Así que termina bajando a la orilla del lago donde se encuentra con unos pescadores. Ellos sí se fían de él. Y, a pesar de haber estado toda la noche bregando, confían en su palabra y vuelven a echar la red. La historia no podía terminar de otra manera: comenzando una nueva historia para aquellos pescadores. En adelante, serán pescadores de personas. Ya sabemos que no fue un camino sencillo. Ni lo fue entonces ni lo es ahora para quienes quieren seguir a Jesús. Ellos no cejaron en el empeño. Eso es lo bueno.

Y ya estamos en Cuaresma. Con los evangelios de los dos primeros domingos (las tentaciones y la transfiguración) para ir enterándonos de quién es Jesús, de que es un Mesías diferente. Nada que ver con el estilo de nuestros líderes. Por eso las tentaciones del demonio, que seguramente le anduvieron rondando más de una vez cerca durante su vida, no le atraen en absoluto. Está a otra cosa.

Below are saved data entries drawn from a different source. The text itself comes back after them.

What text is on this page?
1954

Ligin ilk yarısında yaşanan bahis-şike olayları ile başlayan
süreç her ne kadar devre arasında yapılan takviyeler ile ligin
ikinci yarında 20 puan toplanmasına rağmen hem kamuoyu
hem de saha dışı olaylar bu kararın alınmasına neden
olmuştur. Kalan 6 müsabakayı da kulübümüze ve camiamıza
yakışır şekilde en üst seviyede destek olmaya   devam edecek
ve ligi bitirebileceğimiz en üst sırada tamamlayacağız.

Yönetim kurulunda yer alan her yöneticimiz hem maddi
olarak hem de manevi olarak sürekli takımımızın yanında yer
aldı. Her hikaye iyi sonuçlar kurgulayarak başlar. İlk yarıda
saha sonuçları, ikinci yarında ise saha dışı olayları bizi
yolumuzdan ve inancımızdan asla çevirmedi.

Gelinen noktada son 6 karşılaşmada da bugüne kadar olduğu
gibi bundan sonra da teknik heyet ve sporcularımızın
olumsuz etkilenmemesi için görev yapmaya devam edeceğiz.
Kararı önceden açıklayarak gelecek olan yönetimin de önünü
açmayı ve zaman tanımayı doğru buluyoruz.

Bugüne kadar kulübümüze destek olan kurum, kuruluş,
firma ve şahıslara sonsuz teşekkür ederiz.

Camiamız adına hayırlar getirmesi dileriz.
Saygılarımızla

Luego viene la transfiguración. Una forma diferente de ver, de entender. Hay que cambiar los ojos. Pero no para empezar a dar vueltas a nuestros fallos, a nuestros pecados, sino para mirar arriba, para ver a Jesús y descubrir cuáles son de verdad los caminos del Reino. Ahí está la clave de la Cuaresma. A ver si este año nos enteramos un poco más y mejor.